Investment firms Accel and Tiger Global are planning to sell their remaining shareholdings in the Indian e-commerce giant Flipkart. Currently, Accel holds one per cent, while Tiger Global owns four per cent stakes in the Walmart-backed start-up. Both companies combinedly pose five per cent of the company.
According to an Economic Times (ET) report, the global e-commerce giant and Flipkart’s parent Walmart may offer $2.5 billion to both investment firms to acquire their stakes. The prospective deal may value Flipkart at around $7.6 billion, which is less than Flipkart’s readjusted valuation of $33 billion.
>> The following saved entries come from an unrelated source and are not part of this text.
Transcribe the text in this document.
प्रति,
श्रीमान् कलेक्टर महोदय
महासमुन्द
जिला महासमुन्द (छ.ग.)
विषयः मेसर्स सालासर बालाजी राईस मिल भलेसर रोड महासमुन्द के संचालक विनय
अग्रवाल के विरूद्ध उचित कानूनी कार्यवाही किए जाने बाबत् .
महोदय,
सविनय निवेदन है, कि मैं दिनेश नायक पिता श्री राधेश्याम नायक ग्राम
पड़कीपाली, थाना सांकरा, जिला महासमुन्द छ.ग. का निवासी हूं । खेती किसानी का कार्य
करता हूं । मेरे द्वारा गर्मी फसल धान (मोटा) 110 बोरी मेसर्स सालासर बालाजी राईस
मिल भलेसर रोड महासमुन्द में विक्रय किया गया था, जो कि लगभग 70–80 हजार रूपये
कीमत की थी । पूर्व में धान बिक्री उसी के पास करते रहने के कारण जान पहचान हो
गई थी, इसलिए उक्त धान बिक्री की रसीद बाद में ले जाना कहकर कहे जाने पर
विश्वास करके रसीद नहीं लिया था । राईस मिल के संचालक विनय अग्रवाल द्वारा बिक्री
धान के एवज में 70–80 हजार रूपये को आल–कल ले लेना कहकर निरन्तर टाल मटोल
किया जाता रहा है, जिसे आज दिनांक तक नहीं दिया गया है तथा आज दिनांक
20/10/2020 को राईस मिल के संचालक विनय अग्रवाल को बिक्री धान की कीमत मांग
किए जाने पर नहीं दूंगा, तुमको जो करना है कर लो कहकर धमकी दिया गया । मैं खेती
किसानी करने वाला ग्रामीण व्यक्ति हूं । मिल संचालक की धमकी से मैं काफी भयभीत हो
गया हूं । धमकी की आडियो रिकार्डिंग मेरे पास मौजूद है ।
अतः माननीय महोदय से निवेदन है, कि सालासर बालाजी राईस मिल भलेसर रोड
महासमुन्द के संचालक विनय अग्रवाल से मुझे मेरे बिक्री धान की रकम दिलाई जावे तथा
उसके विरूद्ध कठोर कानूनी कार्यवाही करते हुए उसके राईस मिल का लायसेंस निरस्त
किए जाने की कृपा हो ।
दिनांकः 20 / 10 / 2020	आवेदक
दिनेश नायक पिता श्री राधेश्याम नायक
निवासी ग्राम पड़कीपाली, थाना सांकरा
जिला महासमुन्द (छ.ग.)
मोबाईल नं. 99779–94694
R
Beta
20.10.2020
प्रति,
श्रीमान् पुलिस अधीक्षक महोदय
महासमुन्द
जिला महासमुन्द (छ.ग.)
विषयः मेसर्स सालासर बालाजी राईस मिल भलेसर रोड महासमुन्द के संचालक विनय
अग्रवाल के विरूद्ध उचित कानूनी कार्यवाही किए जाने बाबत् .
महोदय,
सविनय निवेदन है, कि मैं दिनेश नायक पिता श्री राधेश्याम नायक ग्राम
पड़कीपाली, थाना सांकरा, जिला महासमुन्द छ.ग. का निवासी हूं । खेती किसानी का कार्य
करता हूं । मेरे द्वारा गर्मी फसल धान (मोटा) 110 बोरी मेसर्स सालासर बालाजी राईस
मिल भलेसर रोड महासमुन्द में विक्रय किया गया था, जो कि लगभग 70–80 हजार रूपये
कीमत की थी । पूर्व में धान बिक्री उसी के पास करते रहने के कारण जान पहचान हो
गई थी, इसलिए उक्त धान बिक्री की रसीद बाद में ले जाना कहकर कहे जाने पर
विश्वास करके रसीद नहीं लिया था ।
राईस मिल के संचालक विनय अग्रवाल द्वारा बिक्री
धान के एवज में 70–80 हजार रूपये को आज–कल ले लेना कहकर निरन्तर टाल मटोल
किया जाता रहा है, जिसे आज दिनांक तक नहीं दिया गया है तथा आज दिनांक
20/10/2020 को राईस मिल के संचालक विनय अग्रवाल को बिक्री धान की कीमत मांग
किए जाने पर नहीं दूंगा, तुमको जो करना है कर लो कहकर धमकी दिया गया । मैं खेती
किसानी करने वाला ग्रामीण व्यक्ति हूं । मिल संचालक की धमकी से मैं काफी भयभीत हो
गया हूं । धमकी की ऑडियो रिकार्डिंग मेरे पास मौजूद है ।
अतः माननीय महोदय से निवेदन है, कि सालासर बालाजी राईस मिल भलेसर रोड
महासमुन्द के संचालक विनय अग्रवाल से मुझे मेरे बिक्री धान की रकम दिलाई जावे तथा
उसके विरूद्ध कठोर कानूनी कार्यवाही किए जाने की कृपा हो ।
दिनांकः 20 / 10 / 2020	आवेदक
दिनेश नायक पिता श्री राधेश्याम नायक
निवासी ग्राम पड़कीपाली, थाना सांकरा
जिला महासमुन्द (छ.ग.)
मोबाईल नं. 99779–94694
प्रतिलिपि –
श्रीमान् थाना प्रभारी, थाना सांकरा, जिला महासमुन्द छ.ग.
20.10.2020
In 2021, the company achieved a valuation of $37.6 billion after bagging an investment of $3.6 billion in a round led by SoftBank and other investors. However, the valuation is getting readjusted due to its separation from PhonePe.
Walmart’s stakes will be increased to 72 per cent from 67 per cent after the possible takeover.
“They (Accel and Tiger) want to sell and exit now fully. The discussions are moving ahead and the transaction will close in due time. It is a significant moment for both Accel and Tiger Global,” a person aware of the development told ET.
Both investment firms are planning to exit as both of them want to return money to their partners and sponsors from funds that are about to mature.
Starting with a $1 billion investment, Accel has invested nearly $100 million in Flipkart since 2017. With this deal, Accel is expecting a $100 million return. When Walmart acquired Flipkart, it bagged $350 million after selling a particular stake to the global company.